I doubt that she was expecting a surreal lecture on the differences between flue-cured blond leaf versus sheer gavniok shreds from a factory in Komsomolsky, Akmesdjit. The first adds a saveur to that cup of Java (actually Celebes). The latter makes everything that enters your chewing hole for the next several hours taste like fertiliser. Camel fertiliser.

(Advertisement)
MIGHTY FINE SMOKES

You too could be smoking what manly men wearing Van Heusen wrinkle-free shirts used to smoke! Whether they were investigating squidgy bits or lab samples, OR flying contraband for an American government organization not listed in the telephone directory. Adventure!

[Let me point out that my recent chest scan showed no nodules or lesions. So I'm fine for another year. A great disappointment to the healthnuts reading this, I'm sure, as they scratch their nicotine patches pensively.]

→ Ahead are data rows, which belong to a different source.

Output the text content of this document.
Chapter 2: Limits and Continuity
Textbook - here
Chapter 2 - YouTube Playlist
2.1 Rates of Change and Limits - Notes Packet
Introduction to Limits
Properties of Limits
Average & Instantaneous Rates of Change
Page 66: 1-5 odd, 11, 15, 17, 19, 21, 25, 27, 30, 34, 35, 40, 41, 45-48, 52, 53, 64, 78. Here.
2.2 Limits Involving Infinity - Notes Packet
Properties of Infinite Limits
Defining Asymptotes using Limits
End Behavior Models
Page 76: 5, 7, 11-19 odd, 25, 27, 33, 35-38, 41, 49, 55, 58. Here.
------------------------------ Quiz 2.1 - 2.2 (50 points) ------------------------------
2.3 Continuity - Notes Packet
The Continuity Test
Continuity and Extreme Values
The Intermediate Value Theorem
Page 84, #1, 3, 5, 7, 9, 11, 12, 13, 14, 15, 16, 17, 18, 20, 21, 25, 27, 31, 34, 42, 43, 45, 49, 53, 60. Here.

Smoke premium quality leaf, Jeanne, not that orkskiy garbage that Ivan huffs.
It will leave your frilled gills feeling ever so much better.
Or whatever your breathing organs.
Years ago you got off the train at Schinkengehirnebourg Station. Stretched, then headed for the coffee shop at the end of the platform. Something hot, and a fresh pack of cigarettes, perhaps a foreign brand, probably made by Douglas Egbertson in Joure. Ah, heaven! The smoke and steam rising in tandem. Dustmotes dance in the shaft of sunlight slanting in from the louvers, businessmen in suits murmer at tables near the counter. A disabled veteran sits quietly near the toilet door with his crutches and pickelhaube showing his former life, as do the medals glinting dully, unpolished in so long, on his chest.

Yeah, I kind of miss the old days.
As well as the advertising.
Unabashed, class appeal.


You knew what kind of person you were when you smoked fags from the Heroic Leningrad Tobacco Factory. You were sure that it was healthier than that garbage the capitalists sold.



One thing that hasn't changed in modern times is the local news media concentrating almost entirely on news of interest to the white middle classes in the Bay Area. Almost like a small town newspaper still running columns by tired hacks like Herb Caen and Stanton Delaplane.
San Francisco is fifty percent "ethnic" now, gentlemen. Many of us don't care about French Restaurants, California Cuisine, or fabulous skiing at Tahoe. The latest musicals as well as fabulous vacations have very little impact on our lives, we're just trying to make ends meet.

We penny-pinch to afford our little luxuries.



Manuka honey, apple cider vinegar, and gluten-free zero carbon footprint delicacies describe a much more Berkeley-Marin-Palo Alto lifestyle. This ain't there.